My heart was pounding double-time, which was bad news if I’d been poisoned. I couldn’t feel anything, but maybe it was different for cats.
“Get in the bathroom and throw up!” I yelled at him. “NOW!”
He stumbled into the bathroom while I called for emergency medical help. Over the sound of his ralphing into the toilet I heard them promise to come right away.
I crawled under the bed and contemplated throwing up myself. It’s not so easy for us cats since we don’t have fingers. I tried to get zen and think hairball, but was distracted by Devin stumbling back into the room and collapsing on the bed. I winced as the springs bounced overhead, then came out and looked Devin over.
He looked not great. Kind of pasty in the face. At least he was breathing.

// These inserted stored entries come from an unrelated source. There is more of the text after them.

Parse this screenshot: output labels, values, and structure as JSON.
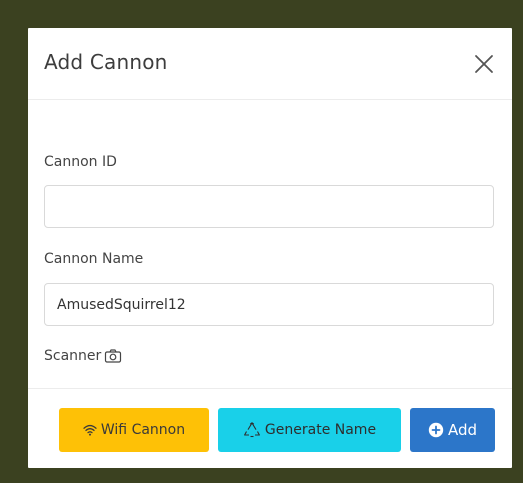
{
  "modal": {
    "title": "Add Cannon",
    "close_icon": "close-icon"
  },
  "form": {
    "cannon_id": {
      "label": "Cannon ID",
      "value": "",
      "placeholder": ""
    },
    "cannon_name": {
      "label": "Cannon Name",
      "value": "AmusedSquirrel12"
    },
    "scanner": {
      "label": "Scanner",
      "icon": "camera-icon"
    }
  },
  "footer": {
    "wifi_label": "Wifi Cannon",
    "wifi_icon": "wifi-icon",
    "generate_label": "Generate Name",
    "generate_icon": "recycle-icon",
    "add_label": "Add",
    "add_icon": "plus-circle-icon"
  },
  "colors": {
    "backdrop": "#3b4120",
    "wifi_button": "#fec106",
    "generate_button": "#19d0e9",
    "add_button": "#2c76c9"
  }
}
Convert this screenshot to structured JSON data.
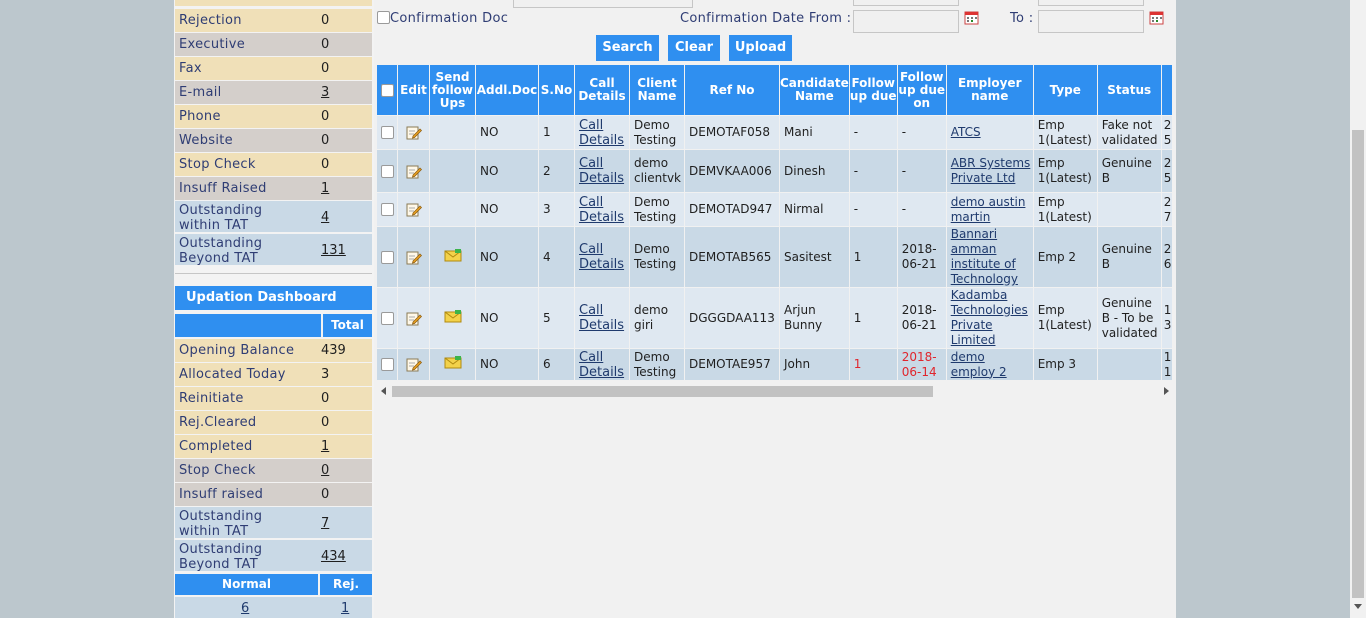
{
  "sidebar": {
    "status_rows": [
      {
        "label": "Rejection",
        "value": "0",
        "link": false,
        "color": "tan"
      },
      {
        "label": "Executive",
        "value": "0",
        "link": false,
        "color": "gray"
      },
      {
        "label": "Fax",
        "value": "0",
        "link": false,
        "color": "tan"
      },
      {
        "label": "E-mail",
        "value": "3",
        "link": true,
        "color": "gray"
      },
      {
        "label": "Phone",
        "value": "0",
        "link": false,
        "color": "tan"
      },
      {
        "label": "Website",
        "value": "0",
        "link": false,
        "color": "gray"
      },
      {
        "label": "Stop Check",
        "value": "0",
        "link": false,
        "color": "tan"
      },
      {
        "label": "Insuff Raised",
        "value": "1",
        "link": true,
        "color": "gray"
      }
    ],
    "outstanding_within": {
      "label": "Outstanding within TAT",
      "value": "4"
    },
    "outstanding_beyond": {
      "label": "Outstanding Beyond TAT",
      "value": "131"
    },
    "updation": {
      "title": "Updation Dashboard",
      "total_header": "Total",
      "rows": [
        {
          "label": "Opening Balance",
          "value": "439",
          "link": false,
          "color": "tan"
        },
        {
          "label": "Allocated Today",
          "value": "3",
          "link": false,
          "color": "tan"
        },
        {
          "label": "Reinitiate",
          "value": "0",
          "link": false,
          "color": "tan"
        },
        {
          "label": "Rej.Cleared",
          "value": "0",
          "link": false,
          "color": "tan"
        },
        {
          "label": "Completed",
          "value": "1",
          "link": true,
          "color": "tan"
        },
        {
          "label": "Stop Check",
          "value": "0",
          "link": true,
          "color": "gray"
        },
        {
          "label": "Insuff raised",
          "value": "0",
          "link": false,
          "color": "gray"
        }
      ],
      "outstanding_within": {
        "label": "Outstanding within TAT",
        "value": "7"
      },
      "outstanding_beyond": {
        "label": "Outstanding Beyond TAT",
        "value": "434"
      },
      "normal_header": "Normal",
      "rej_header": "Rej.",
      "normal_value": "6",
      "rej_value": "1"
    }
  },
  "filters": {
    "confirmation_doc_label": "Confirmation Doc",
    "date_from_label": "Confirmation Date From :",
    "to_label": "To :",
    "date_from_value": "",
    "to_value": ""
  },
  "buttons": {
    "search": "Search",
    "clear": "Clear",
    "upload": "Upload"
  },
  "table": {
    "headers": {
      "edit": "Edit",
      "send_followups": "Send follow Ups",
      "addl_doc": "Addl.Doc",
      "sno": "S.No",
      "call_details": "Call Details",
      "client_name": "Client Name",
      "ref_no": "Ref No",
      "candidate_name": "Candidate Name",
      "followup_due": "Follow up due",
      "followup_due_on": "Follow up due on",
      "employer_name": "Employer name",
      "type": "Type",
      "status": "Status"
    },
    "rows": [
      {
        "addl": "NO",
        "sno": "1",
        "call": "Call Details",
        "client": "Demo Testing",
        "ref": "DEMOTAF058",
        "candidate": "Mani",
        "fu_due": "-",
        "fu_on": "-",
        "employer": "ATCS",
        "type": "Emp 1(Latest)",
        "status": "Fake not validated",
        "extra": "2 5",
        "mail": false,
        "red": false
      },
      {
        "addl": "NO",
        "sno": "2",
        "call": "Call Details",
        "client": "demo clientvk",
        "ref": "DEMVKAA006",
        "candidate": "Dinesh",
        "fu_due": "-",
        "fu_on": "-",
        "employer": "ABR Systems Private Ltd",
        "type": "Emp 1(Latest)",
        "status": "Genuine B",
        "extra": "2 5",
        "mail": false,
        "red": false
      },
      {
        "addl": "NO",
        "sno": "3",
        "call": "Call Details",
        "client": "Demo Testing",
        "ref": "DEMOTAD947",
        "candidate": "Nirmal",
        "fu_due": "-",
        "fu_on": "-",
        "employer": "demo austin martin",
        "type": "Emp 1(Latest)",
        "status": "",
        "extra": "2 7",
        "mail": false,
        "red": false
      },
      {
        "addl": "NO",
        "sno": "4",
        "call": "Call Details",
        "client": "Demo Testing",
        "ref": "DEMOTAB565",
        "candidate": "Sasitest",
        "fu_due": "1",
        "fu_on": "2018-06-21",
        "employer": "Bannari amman institute of Technology",
        "type": "Emp 2",
        "status": "Genuine B",
        "extra": "2 6",
        "mail": true,
        "red": false
      },
      {
        "addl": "NO",
        "sno": "5",
        "call": "Call Details",
        "client": "demo giri",
        "ref": "DGGGDAA113",
        "candidate": "Arjun Bunny",
        "fu_due": "1",
        "fu_on": "2018-06-21",
        "employer": "Kadamba Technologies Private Limited",
        "type": "Emp 1(Latest)",
        "status": "Genuine B - To be validated",
        "extra": "1 3",
        "mail": true,
        "red": false
      },
      {
        "addl": "NO",
        "sno": "6",
        "call": "Call Details",
        "client": "Demo Testing",
        "ref": "DEMOTAE957",
        "candidate": "John",
        "fu_due": "1",
        "fu_on": "2018-06-14",
        "employer": "demo employ 2",
        "type": "Emp 3",
        "status": "",
        "extra": "1 1",
        "mail": true,
        "red": true
      }
    ]
  },
  "colors": {
    "accent": "#2f8ff0",
    "tan": "#f0e0b8",
    "gray": "#d4cfcb",
    "blue": "#c9d9e6",
    "overdue": "#e0262d"
  },
  "icons": [
    "edit-icon",
    "mail-icon",
    "calendar-icon",
    "checkbox"
  ]
}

It occurred to me that I should get in touch with the chief. If I’d been poisoned too, he’d be the only one who’d make sure I was given medical attention. He’d make damn sure of it, whereas to anyone else I’d be just a sick cat, oh well.
I pulled my portable com out of my holster and signaled the chief. The few seconds he took to answer seemed like forever.

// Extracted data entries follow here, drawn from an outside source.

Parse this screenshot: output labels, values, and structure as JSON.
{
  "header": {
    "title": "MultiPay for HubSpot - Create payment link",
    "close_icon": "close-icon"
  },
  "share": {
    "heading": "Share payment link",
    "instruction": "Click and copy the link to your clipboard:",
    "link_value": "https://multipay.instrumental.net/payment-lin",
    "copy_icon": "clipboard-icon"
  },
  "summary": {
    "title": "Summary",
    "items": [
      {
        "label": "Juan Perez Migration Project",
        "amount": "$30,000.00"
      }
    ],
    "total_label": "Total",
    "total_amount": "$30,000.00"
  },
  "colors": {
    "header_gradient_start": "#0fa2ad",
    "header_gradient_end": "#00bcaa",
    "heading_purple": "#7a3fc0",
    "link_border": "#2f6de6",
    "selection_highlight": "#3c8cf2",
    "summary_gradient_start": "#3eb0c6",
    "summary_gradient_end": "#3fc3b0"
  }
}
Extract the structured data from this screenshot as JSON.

“What is it, Leon?” He sounded cranky.
“I think Devin’s been poisoned.” My voice came out in a squeak, and I tried to bring it down. “Ahm. I called in the medics. He and I shared dinner, so—”
“I’ll be right there!”
I put away the com, feeling slightly better about things. I hopped up on the bed next to Devin to keep an eye on him. His breathing was kind of shallow and his eyes were closed. I curled up next to him and purred, hoping to reassure him.
While I waited I thought about the shrimp we’d eaten and paid attention to every small sensation in my body, watching for any telltale symptoms. My mouth wasn’t tingling, and I didn’t feel sick. I felt … hungry, actually. I wouldn’t have minded a snack.